Eapen described a number of examples of mobile health care delivery innovations:

  • an application (app) called Apple Health Kit with options to track a patient’s weight, blood pressure, and pulse rate;

  • a self-administered 6-minute walk test app (SA-6MWTapp) to independently predict a person’s risk of heart failure severity, hospitalizations, and death;

  • a tri-axial accelerometer in multisensory device that monitors body posture and detects worsening body posture and activity in patients living with heart failure; and

  • an implant approved by the Food and Drug Administration (FDA) in May 2014 for quantifying congestion in patients with class III heart failure. Data show a significant reduction in hospitalizations in patients implanted with the device compared to controls. Eapen highlighted that the success of the trial depended on effective processing of large data, the participation of heart failure nurses to monitor trends, and oversight by heart failure physicians who were adept at interpreting hemodynamics.

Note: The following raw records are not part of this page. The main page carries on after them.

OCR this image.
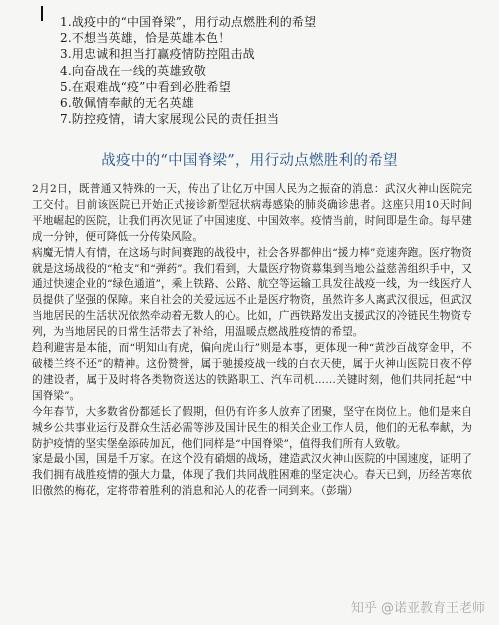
1.战疫中的“中国脊梁”，用行动点燃胜利的希望
2.不想当英雄，恰是英雄本色！
3.用忠诚和担当打赢疫情防控阻击战
4.向奋战在一线的英雄致敬
5.在艰难战“疫”中看到必胜希望
6.敬佩情奉献的无名英雄
7.防控疫情，请大家展现公民的责任担当
战疫中的“中国脊梁”，用行动点燃胜利的希望

2月2日，既普通又特殊的一天，传出了让亿万中国人民为之振奋的消息：武汉火神山医院完工交付。目前该医院已开始正式接诊新型冠状病毒感染的肺炎确诊患者。这座只用10天时间平地崛起的医院，让我们再次见证了中国速度、中国效率。疫情当前，时间即是生命。每早建成一分钟，便可降低一分传染风险。

病魔无情人有情，在这场与时间赛跑的战役中，社会各界都伸出“援力棒”竞速奔跑。医疗物资就是这场战役的“枪支”和“弹药”。我们看到，大量医疗物资募集到当地公益慈善组织手中，又通过快速企业的“绿色通道”，乘上铁路、公路、航空等运输工具发往战疫一线，为一线医疗人员提供了坚强的保障。来自社会的关爱远远不止是医疗物资，虽然许多人离武汉很远，但武汉当地居民的生活状况依然牵动着无数人的心。比如，广西铁路发出支援武汉的冷链民生物资专列，为当地居民的日常生活带去了补给，用温暖点燃战胜疫情的希望。

趋利避害是本能，而“明知山有虎，偏向虎山行”则是本事，更体现一种“黄沙百战穿金甲，不破楼兰终不还”的精神。这份赞誉，属于驰援疫战一线的白衣天使，属于火神山医院日夜不停的建设者，属于及时将各类物资送达的铁路职工、汽车司机……关键时刻，他们共同托起“中国脊梁”。

今年春节，大多数省份都延长了假期，但仍有许多人放弃了团聚，坚守在岗位上。他们是来自城乡公共事业运行及群众生活必需等涉及国计民生的相关企业工作人员，他们的无私奉献，为防护疫情的坚实堡垒添砖加瓦，他们同样是“中国脊梁”，值得我们所有人致敬。

家是最小国，国是千万家。在这个没有硝烟的战场，建造武汉火神山医院的中国速度，证明了我们拥有战胜疫情的强大力量，体现了我们共同战胜困难的坚定决心。春天已到，历经苦寒依旧傲然的梅花，定将带着胜利的消息和沁人的花香一同到来。（彭瑞）

知乎 @诺亚教育王老师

He ended the talk with a summary of data from a study that looked at the impact of a lifestyle-focused support program delivered by mobile text messaging on cardiovascular risk factors. Called the Tobacco, Exercise, and Diet Messages (TEXT ME) trial, the study randomized patients with coronary heart disease to receive four text messages per week for six months (intervention) or to a usual care (control) group. The study showed a significant decrease in cholesterol, blood pressure, and body mass index in patients in the intervention group as well as a significant increase in physical activity and smoking cessation (Chow CK, et al. JAMA 2015;314:1255-1263).